NTU's Lee Ming-tsung has also had the cheap-travel experience. Though family difficulties and problems with his military service kept him from going overseas until relatively late, he did manage to make it to Tokyo, just a three-hour flight from Taiwan, at the age of 27.
"The first time I went abroad, I was fascinated by everything I saw. I was like a swatch of cotton, thirsty for water," says Lee. "I was traveling on a tight budget, so I stayed and ate in the cheapest places I could find, and haggled over everything. But even so, every day was just packed."
Lee recalls eating with Japanese office workers at the cheap curry joints by the train stations, listening to people walking by sprinkling their conversations with liberal measures of words borrowed from European languages, and seeing traditional Japanese homes intermingled with modern high rises. He found everything about Japan both strangely confusing and oddly familiar to him.
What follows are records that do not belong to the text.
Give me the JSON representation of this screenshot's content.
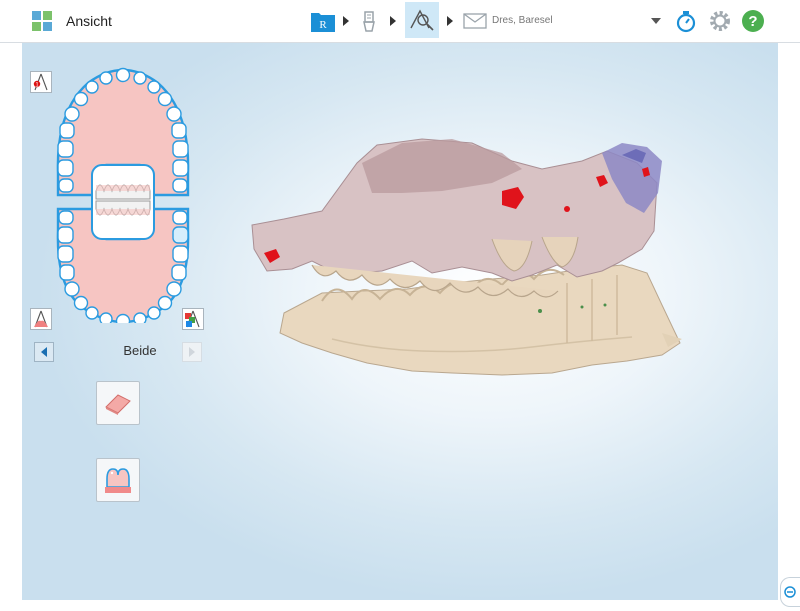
{
  "app": {
    "title": "Ansicht",
    "icon": "app-grid-icon"
  },
  "workflow": {
    "steps": [
      {
        "name": "rx-step",
        "icon": "rx-icon",
        "label": "R"
      },
      {
        "name": "scan-step",
        "icon": "scan-icon"
      },
      {
        "name": "view-step",
        "icon": "view-tools-icon",
        "active": true
      },
      {
        "name": "send-step",
        "icon": "envelope-icon"
      }
    ],
    "patient": "Dres, Baresel"
  },
  "toolbar": {
    "icons": [
      "dropdown-icon",
      "timer-icon",
      "gear-icon",
      "help-icon"
    ]
  },
  "colors": {
    "accent": "#1b8fd6",
    "help": "#4caf50",
    "gum": "#f6c5c2",
    "tooth_outline": "#2b9be0"
  },
  "left_panel": {
    "jaw_selection": "Beide",
    "tools": [
      "occlusion-tool-icon",
      "upper-tool-icon",
      "lower-color-tool-icon",
      "eraser-icon",
      "margin-line-icon"
    ]
  }
}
Lee later wrote his PhD dissertation on how Japanese consumed, inherited, and transformed Western objects, incorporating them into their own cultural tradition to create a "Japanified Western culture" that then became an influential model for its former colony, Taiwan.
Whether young people travel on the cheap to learn to be independent, to find themselves, to become more competitive in the job market, or even just to explore the world, such journeys are incredibly valuable. Young people today are very fortunate to have so many options available to travel abroad, including not only financial support from the government and the private sector, but also strategies like home exchanges, working holidays, and volunteer travel.
Don't delay! Now is the time to spread your wings. Don't dawdle and come to regret the opportunities you missed. Take advantage of your youth to take a trip on the cheap today!